Et aujourd'hui ? Où sont nos barrières invisibles ? Question idiote, eh pomme ! Par définition nous ne le savons pas, puisqu'elles sont invisibles. Comme un seul confrère, Bacqué et Ridet se sont récriés : finies, les barrières. Renversées. Aujourd'hui les politiques sont harcelés jour et nuit de curiosités intempestives. On sait tout, on dit tout.

Prenons tout de même un exemple troublant : l'incuriosité générale de la presse envers les missions précises de la compagne de Benoit Hamon chez LVMH. C'est à la suite du refus de Hamon de participer à l'émission de Karine Le Marchand, que l'on a appris que sa compagne, Gabrielle Guallar, était salariée de haut niveau chez LVMH depuis 2014. Ah tiens. Intéressant, non ? Et qu'y fait-elle exactement ? Mystère.

On pouvait penser que la question titillerait quelques curieux. Raté.
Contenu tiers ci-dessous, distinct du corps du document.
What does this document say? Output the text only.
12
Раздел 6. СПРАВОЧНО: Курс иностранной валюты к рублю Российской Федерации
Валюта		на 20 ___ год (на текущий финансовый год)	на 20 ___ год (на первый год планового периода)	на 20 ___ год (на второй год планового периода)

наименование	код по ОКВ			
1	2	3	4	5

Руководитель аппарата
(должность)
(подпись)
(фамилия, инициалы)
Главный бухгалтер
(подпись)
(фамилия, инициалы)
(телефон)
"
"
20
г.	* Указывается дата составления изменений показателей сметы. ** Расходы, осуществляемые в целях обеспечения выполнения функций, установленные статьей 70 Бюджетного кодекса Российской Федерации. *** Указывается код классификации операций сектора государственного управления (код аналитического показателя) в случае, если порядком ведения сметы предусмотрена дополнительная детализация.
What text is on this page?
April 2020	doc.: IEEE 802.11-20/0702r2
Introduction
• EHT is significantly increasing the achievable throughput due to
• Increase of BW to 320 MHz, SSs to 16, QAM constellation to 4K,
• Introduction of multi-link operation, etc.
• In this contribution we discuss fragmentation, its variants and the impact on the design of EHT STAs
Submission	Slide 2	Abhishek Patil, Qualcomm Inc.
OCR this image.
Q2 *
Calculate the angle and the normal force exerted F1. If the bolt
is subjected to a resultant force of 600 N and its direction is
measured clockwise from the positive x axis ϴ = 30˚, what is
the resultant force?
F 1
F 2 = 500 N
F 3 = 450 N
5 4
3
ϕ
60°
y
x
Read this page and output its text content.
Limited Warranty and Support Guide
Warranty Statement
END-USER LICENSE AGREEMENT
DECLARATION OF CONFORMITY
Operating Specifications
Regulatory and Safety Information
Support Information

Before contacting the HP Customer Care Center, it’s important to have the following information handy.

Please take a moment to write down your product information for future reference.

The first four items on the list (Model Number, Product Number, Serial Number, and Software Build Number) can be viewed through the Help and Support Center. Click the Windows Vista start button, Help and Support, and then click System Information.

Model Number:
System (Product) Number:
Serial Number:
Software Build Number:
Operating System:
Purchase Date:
Seul un court article de l'ultra-macronien Challenges (donc feu orange à mon Décodex personnel), article repris nulle part, nous en a appris un peu plus ces dernières semaines. Le 15 mars 2015, Guiallar a été repérée devant une commission spéciale du Sénat, défendant la loi Macron, et plus précisément le principe de l'ouverture des magasins le dimanche (notamment en faveur de Sephora, filiale LVMH). Elle est chargée aujourd'hui du dossier du futur Palais LVMH de la Samaritaine, dossier épineux s'il en est, qui pourrait l'amener à s'opposer à la Mairie de Paris à propos de l'accès automobile au bâtiment, situé sur les quais.

Peut-être plusieurs confrères ont-ils enquêté, et jugé le résultat de leurs enquêtes inintéressant. Cela peut se défendre. Sur la loi Macron, Hamon a parfaitement le droit de défendre des positions différentes de celles de sa compagne, et vice-versa. Mais je ne pouvais m'empêcher d'y penser ce matin en entendant Hamon, sur France Inter, patauger légèrement sur les délocalisations (toile de fond, comme on le sait, du récemment césarisé "Merci patron" anti-LV MH de Ruffin).

Evoquant l'article de Challenges au cours du débat, j'ai eu l'impression, troublante, de l'apprendre à mes confrères du Monde, notamment à Bacqué, pourtant co-auteure du portrait de Hamon publié par Le Monde lors de la primaire PS. Vous me direz que maintenant que Hamon et Mélenchon ont scellé leur non-union, c'est à dire se condamnent à jouer les agents d'ambiance pour la suite de la campagne, la question a moins d'intérêt. Je ne peux pas vous donner tort.